Watch the full webinar recording now
Key Insights
A Changing Regulatory Standard
Regulatory frameworks governing Proliferation Financing are not new. What has changed is how supervisors assess compliance.
Increasingly, institutions are measured against a “should have known” standard, where accountability extends beyond automated screening results to the broader context of customer behaviour, trade activity, and risk indicators.
According to Ilham Tamimi, Founder and Managing Director at FinEthica Advisory FZCO, “Proliferation financing cannot be addressed through sanctions screening alone. Where red flags exist, such as newly incorporated trading entities, vague business activities, illogical correspondent routes, or shipments passing through high‑risk trans‑shipment hubs, a reasonable compliance officer is expected to connect these indicators and assess the risk holistically, rather than treating screening as a checklist exercise.”
This perspective reflects a broader regulatory expectation that institutions apply judgment across the full transaction lifecycle. Screening outcomes are increasingly assessed alongside customer profiles, trade rationale, routing behaviour, and historical exposure to high‑risk jurisdictions. Together, these elements form the basis of an end‑to‑end assessment that enables institutions to identify proliferation‑related risks more effectively and demonstrate defensible compliance decisions.
Geopolitical Context and Trade Exposure
Proliferation Financing risk is closely linked to global trade flows and geopolitical dynamics. Dual‑use goods, trans‑shipment routes, and complex trade networks introduce exposure across multiple jurisdictions.
For financial institutions operating in or connected to the Middle East, this risk is magnified by the region’s role in global trade corridors and correspondent banking networks.
Regulators are now explicitly directing attention to these areas, particularly where trade finance products and international payment structures intersect.
Regulatory Expectations: Effectiveness Over Presence
Supervisory focus has moved decisively from control presence to control performance. Having legislation and regulatory guidance in place is not sufficient on its own; effectiveness depends on how controls are applied in practice on a day‑to‑day basis. Risk assessments represent the critical starting point, particularly enterprise‑wide and proliferation‑financing‑related assessments, and must evolve as threats and risk landscapes change in order to surface inherent and residual risks within customer and product portfolios. Customer due diligence remains foundational, requiring a clear understanding of customers’ businesses, jurisdictions, products, and activities. In parallel, expectations around correspondent banking have risen, with institutions required to actively identify risks and take ownership of them. Trade finance controls are also closely linked to proliferation financing exposure, particularly due to the movement of goods, including dual‑use goods. Taken together, these elements reinforce that isolated or checklist‑driven approaches are no longer effective.
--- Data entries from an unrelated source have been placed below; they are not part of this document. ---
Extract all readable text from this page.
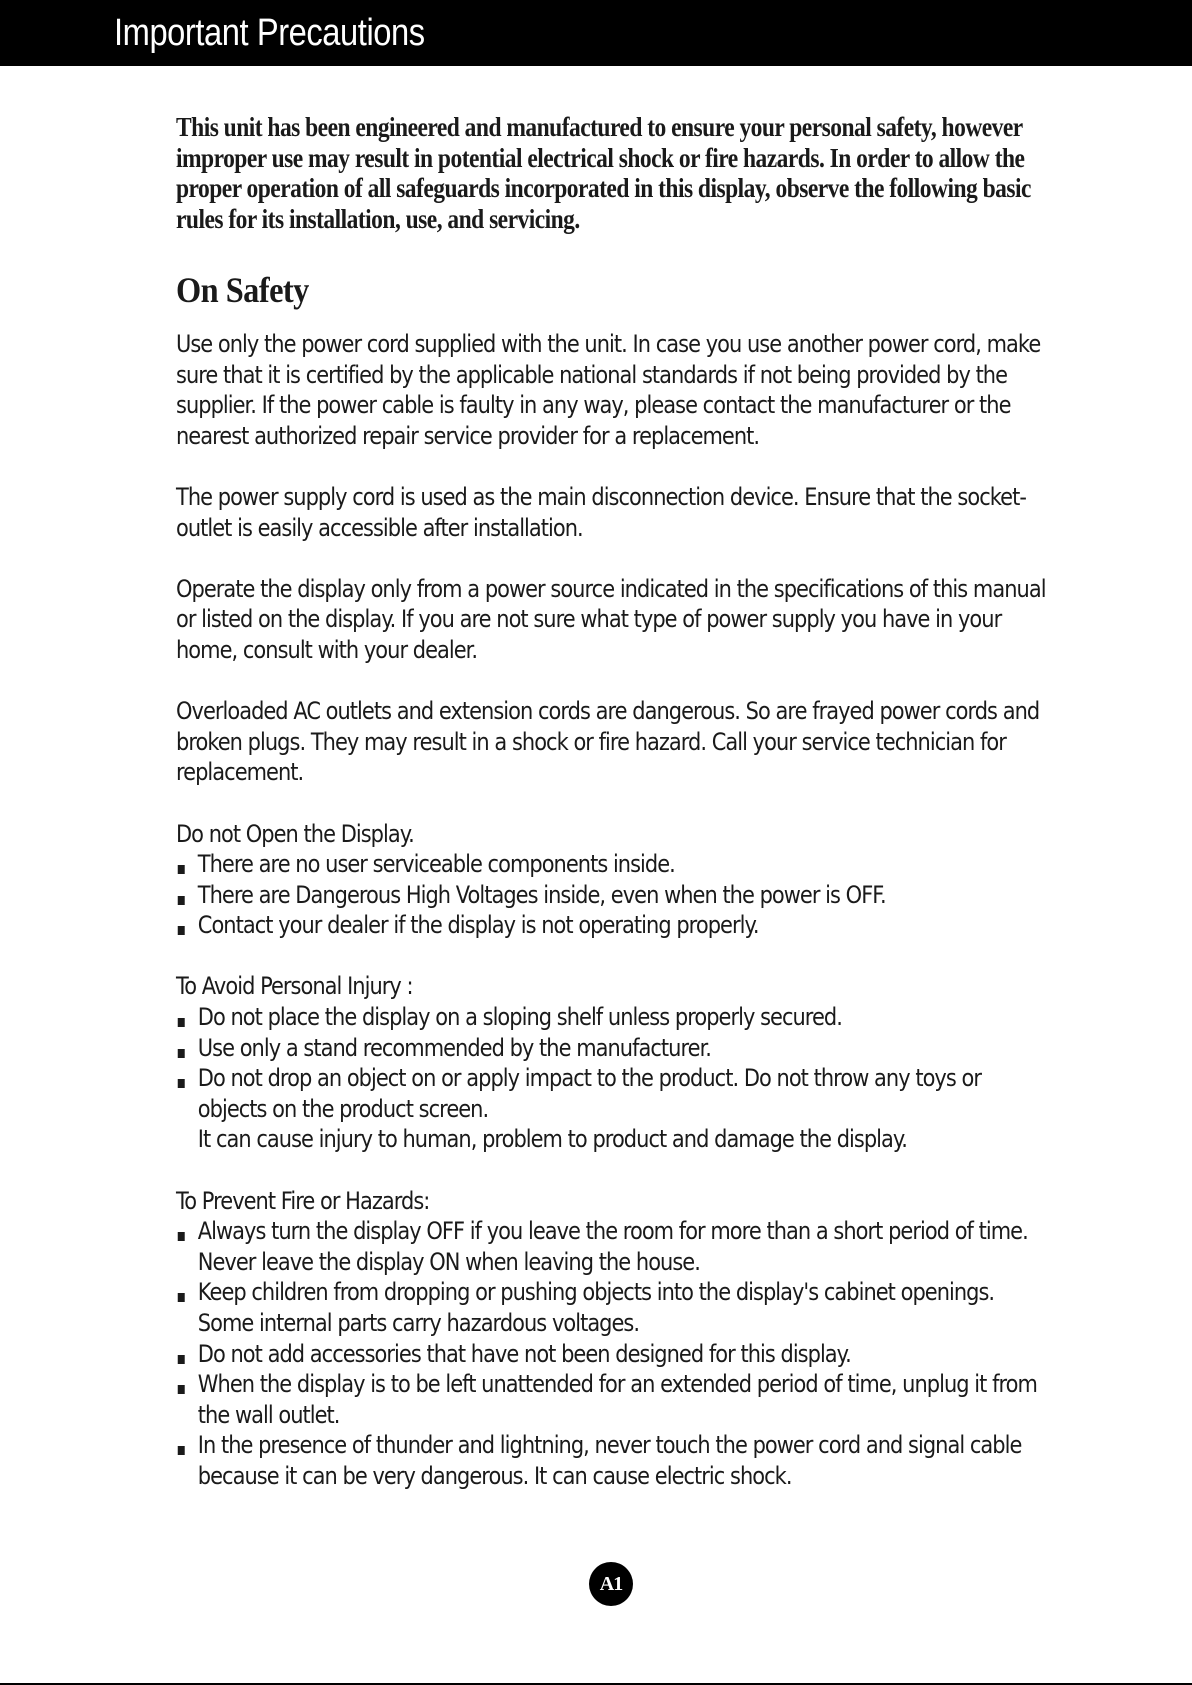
Important Precautions

This unit has been engineered and manufactured to ensure your personal safety, however improper use may result in potential electrical shock or fire hazards. In order to allow the proper operation of all safeguards incorporated in this display, observe the following basic rules for its installation, use, and servicing.

On Safety

Use only the power cord supplied with the unit. In case you use another power cord, make sure that it is certified by the applicable national standards if not being provided by the supplier. If the power cable is faulty in any way, please contact the manufacturer or the nearest authorized repair service provider for a replacement.

The power supply cord is used as the main disconnection device. Ensure that the socket-outlet is easily accessible after installation.

Operate the display only from a power source indicated in the specifications of this manual or listed on the display. If you are not sure what type of power supply you have in your home, consult with your dealer.

Overloaded AC outlets and extension cords are dangerous. So are frayed power cords and broken plugs. They may result in a shock or fire hazard. Call your service technician for replacement.

Do not Open the Display.
There are no user serviceable components inside.
There are Dangerous High Voltages inside, even when the power is OFF.
Contact your dealer if the display is not operating properly.
To Avoid Personal Injury :
Do not place the display on a sloping shelf unless properly secured.
Use only a stand recommended by the manufacturer.
Do not drop an object on or apply impact to the product. Do not throw any toys or objects on the product screen.
It can cause injury to human, problem to product and damage the display.
To Prevent Fire or Hazards:
Always turn the display OFF if you leave the room for more than a short period of time. Never leave the display ON when leaving the house.
Keep children from dropping or pushing objects into the display's cabinet openings. Some internal parts carry hazardous voltages.
Do not add accessories that have not been designed for this display.
When the display is to be left unattended for an extended period of time, unplug it from the wall outlet.
In the presence of thunder and lightning, never touch the power cord and signal cable because it can be very dangerous. It can cause electric shock.
A1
Technology and Operational Readiness
Addressing proliferation financing risk at scale requires a shift in how monitoring systems are designed and applied. Effective detection increasingly depends on moving beyond analysis of individual transactions toward understanding broader patterns, behaviours, and trade relationships. As a result, modern approaches place greater emphasis on data integration, advanced analytics, and explainable AI to support investigators while maintaining regulatory transparency. Importantly, these capabilities are not intended to increase operational burden, but to reduce false positives by improving contextual understanding and enabling more focused, risk‑based investigation.
“Effective detection requires recognizing that proliferation and trade‑based risks are not visible through individual transactions alone, but through the wider networks and structures surrounding them.”
— Mohammad Abusheikha
Strategic Implications for Leadership
For boards, executives, policymakers, and regulators, Proliferation Financing is no longer a niche compliance topic. It is a strategic risk with implications for institutional resilience, regulatory standing, and broader financial system integrity.
As expectations continue to evolve, institutions that embed PF considerations into governance, risk management, and operational design will be best positioned to meet regulatory scrutiny and maintain trust across markets.